Even assuming the LPA is a non-assumable and non-assignable
executory contract, the argument that LFM's management rights thereunder
did not become property of the estate was expressly rejected by the Ninth
Circuit Court of Appeals in Computer Communications, Inc. v. Codex Corp. (In re
Computer Communications, Inc.), 824 F.2d 725 (9th Cir. 1987). There, the Circuit
Panel held that an executory contract, regardless of whether it is assumable
or assignable, is property of the estate protected by the automatic stay. Id. at
729-31 (holding that even if § 365(e)(2) and state law allowed creditor to
terminate a non-assumable personal services contract, such contract was
property of the chapter 11 debtor's estate pursuant to § 541(c)(1), and creditor
violated the automatic stay under § 362(a)(3) by unilaterally terminating it
postpetition). To hold otherwise would allow parties, rather than the
bankruptcy court, to determine the executory nature of a contract and what
rights did or did not become estate property. See also Ulrich v. Walker (In re
Boates), 554 B.R. 472, 474 (9th Cir. BAP 2016) (stating that debtor's prepetition
contract rights are property of the estate "regardless of whether the rights are
associated with an executory or non-executory contract."); Olson v. Bay Area
Foreclosure Invs., LLC (In re Olson), BAP No. EC-05-1368-SJB, 2006 WL
6811004, at *6 (9th Cir. BAP Nov. 21, 2006) (stating that a debtor's interest in
15
an executory contract is estate property protected by the automatic stay)
(citing In re Computer Commc'ns, Inc., 824 F.2d at 730 and § 541(a)(1)), aff'd,
276 F. App'x 641 (9th Cir. 2008).
C. The Limited Partners' removal of LFM as General Partner of Live
Oak LP violated the automatic stay.
When LFM filed its chapter 11 case, not only did it create an estate that
included its statutory and contractual management rights in Live Oak LP, it
invoked the protections of the automatic stay and enjoined the enforcement
of "any act to obtain possession of property of the estate or of property from
the estate or to exercise control over property of the estate." § 362(a)(3). Acts
which violate the automatic stay are void as a matter of law. Schwartz v.
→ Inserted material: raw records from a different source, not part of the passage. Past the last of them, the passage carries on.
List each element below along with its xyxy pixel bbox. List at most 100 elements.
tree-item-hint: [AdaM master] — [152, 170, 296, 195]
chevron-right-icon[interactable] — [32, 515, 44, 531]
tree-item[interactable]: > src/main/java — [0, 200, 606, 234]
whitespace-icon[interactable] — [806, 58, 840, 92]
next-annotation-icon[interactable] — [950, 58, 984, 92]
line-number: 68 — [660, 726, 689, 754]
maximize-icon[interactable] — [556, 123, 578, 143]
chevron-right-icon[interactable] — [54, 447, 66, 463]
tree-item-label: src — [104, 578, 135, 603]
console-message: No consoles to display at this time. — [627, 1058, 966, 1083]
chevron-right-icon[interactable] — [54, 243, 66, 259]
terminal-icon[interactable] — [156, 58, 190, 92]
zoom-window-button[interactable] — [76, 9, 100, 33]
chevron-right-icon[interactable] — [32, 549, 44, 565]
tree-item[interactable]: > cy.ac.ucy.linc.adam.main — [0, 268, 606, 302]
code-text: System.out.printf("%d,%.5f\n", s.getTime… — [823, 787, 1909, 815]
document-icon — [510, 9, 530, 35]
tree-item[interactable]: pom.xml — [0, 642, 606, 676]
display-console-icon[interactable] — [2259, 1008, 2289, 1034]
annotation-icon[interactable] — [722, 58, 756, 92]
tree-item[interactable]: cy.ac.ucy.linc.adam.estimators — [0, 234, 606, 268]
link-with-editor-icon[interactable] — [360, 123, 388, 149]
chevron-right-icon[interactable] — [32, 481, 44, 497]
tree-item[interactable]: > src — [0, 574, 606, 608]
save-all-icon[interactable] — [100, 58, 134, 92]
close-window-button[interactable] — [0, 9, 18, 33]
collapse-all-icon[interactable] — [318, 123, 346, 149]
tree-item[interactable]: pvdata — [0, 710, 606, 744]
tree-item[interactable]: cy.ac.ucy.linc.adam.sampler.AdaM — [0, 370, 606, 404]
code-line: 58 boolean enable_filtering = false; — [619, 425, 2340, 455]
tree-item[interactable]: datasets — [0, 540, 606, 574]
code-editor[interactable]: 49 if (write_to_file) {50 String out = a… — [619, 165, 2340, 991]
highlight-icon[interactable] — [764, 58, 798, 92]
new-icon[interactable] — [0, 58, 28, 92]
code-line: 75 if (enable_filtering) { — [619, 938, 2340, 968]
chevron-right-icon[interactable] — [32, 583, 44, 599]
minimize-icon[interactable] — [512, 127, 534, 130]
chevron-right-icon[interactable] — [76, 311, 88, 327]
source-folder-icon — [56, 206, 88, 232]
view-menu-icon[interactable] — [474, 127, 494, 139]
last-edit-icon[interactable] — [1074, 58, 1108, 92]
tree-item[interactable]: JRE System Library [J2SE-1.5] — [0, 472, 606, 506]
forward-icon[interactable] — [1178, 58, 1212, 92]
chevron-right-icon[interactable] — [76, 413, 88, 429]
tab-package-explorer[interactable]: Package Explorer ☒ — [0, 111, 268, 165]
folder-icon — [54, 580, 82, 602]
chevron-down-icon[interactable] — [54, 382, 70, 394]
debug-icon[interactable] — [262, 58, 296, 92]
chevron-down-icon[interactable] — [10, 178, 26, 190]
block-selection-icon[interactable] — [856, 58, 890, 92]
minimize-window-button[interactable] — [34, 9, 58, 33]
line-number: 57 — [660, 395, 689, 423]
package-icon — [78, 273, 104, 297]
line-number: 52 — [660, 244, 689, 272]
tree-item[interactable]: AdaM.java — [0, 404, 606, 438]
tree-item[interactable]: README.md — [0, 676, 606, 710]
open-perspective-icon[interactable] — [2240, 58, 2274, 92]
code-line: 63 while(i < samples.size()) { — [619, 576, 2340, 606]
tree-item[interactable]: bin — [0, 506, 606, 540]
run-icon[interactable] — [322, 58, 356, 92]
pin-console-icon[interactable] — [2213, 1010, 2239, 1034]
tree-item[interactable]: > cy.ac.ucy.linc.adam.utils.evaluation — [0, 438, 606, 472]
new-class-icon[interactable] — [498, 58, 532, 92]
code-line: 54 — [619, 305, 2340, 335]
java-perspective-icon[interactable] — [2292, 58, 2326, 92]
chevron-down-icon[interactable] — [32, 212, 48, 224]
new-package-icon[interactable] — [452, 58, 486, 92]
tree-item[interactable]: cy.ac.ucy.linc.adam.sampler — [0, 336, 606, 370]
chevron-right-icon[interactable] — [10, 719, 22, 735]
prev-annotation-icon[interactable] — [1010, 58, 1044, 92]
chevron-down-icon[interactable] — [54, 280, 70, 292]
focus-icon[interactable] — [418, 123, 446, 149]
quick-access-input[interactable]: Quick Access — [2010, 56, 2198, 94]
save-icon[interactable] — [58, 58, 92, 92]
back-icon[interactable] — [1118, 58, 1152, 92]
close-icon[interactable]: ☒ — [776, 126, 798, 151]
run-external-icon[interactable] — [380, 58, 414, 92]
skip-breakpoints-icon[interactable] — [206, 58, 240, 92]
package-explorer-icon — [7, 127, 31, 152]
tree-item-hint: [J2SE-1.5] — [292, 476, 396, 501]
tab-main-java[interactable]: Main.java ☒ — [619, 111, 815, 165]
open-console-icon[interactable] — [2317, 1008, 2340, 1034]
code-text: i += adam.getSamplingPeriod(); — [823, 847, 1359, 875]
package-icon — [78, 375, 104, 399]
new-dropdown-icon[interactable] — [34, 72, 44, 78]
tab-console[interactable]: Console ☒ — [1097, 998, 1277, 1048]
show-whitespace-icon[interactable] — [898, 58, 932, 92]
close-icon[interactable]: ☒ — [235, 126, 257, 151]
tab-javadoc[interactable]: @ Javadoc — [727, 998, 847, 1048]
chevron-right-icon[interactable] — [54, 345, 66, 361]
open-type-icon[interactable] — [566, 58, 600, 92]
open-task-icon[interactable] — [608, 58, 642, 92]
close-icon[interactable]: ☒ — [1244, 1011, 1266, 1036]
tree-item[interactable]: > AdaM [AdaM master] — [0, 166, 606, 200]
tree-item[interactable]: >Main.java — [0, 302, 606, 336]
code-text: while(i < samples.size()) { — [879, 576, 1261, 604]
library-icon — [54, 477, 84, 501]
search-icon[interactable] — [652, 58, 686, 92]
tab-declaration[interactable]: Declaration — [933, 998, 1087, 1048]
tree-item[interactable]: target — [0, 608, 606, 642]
United States (In re Schwartz), 954 F.2d 569, 571 (9th Cir. 1992).
At minimum, the Limited Partners' actions of voting to remove, and
removing, LFM as General Partner of Live Oak LP and replacing LFM with
Mr. Andrew as the new General Partner and President constituted acts "to
exercise control over property of the estate" in violation of § 362(a)(3).7 See In
re Envision Healthcare Corp., 655 B.R. at 711-12 (holding that debtor-member's
LLC management rights were estate property and postpetition amendment
of operating agreement to reflect otherwise and without debtor-member's
7
The Limited Partners argue that LFM's removal was valid and outside the automatic stay because cause existed to remove LFM as General Partner due to LFM's prepetition breach of the LPA. We do not address this argument. The issue of whether LFM breached the LPA has not been determined by the bankruptcy court. Indeed, the court expressly stated that it was not deciding whether cause existed to remove LFM based on its alleged breach of the LPA.
16
vote violated the automatic stay under § 362(a)(3)); In re Johnson, 565 B.R. 835,
841-42 (Bankr. S.D. Ohio 2017) (holding that debtor-partner's economic and
noneconomic partnership interests were estate property, and that the
partners' postpetition partnership meeting voting to dissociate the debtorpartner and remove him as managing partner and electing a new managing
partner violated the automatic stay as acts "to exercise control over property
of the estate" under § 362(a)(3)). Hence, the Limited Partners' acts were void.
CONCLUSION
The bankruptcy court did not err when it determined that Cal. Corp.
Code §§ 15906.03 and 15906.05 are preempted by § 541(c)(1)(B). It also did not
err when it determined that LFM held pre-bankruptcy management rights in
Live Oak LP which became property of LFM's estate, and that the Limited
Partners' removal of LFM as General Partner of Live Oak LP violated the
automatic stay and was a void act. Accordingly, we AFFIRM.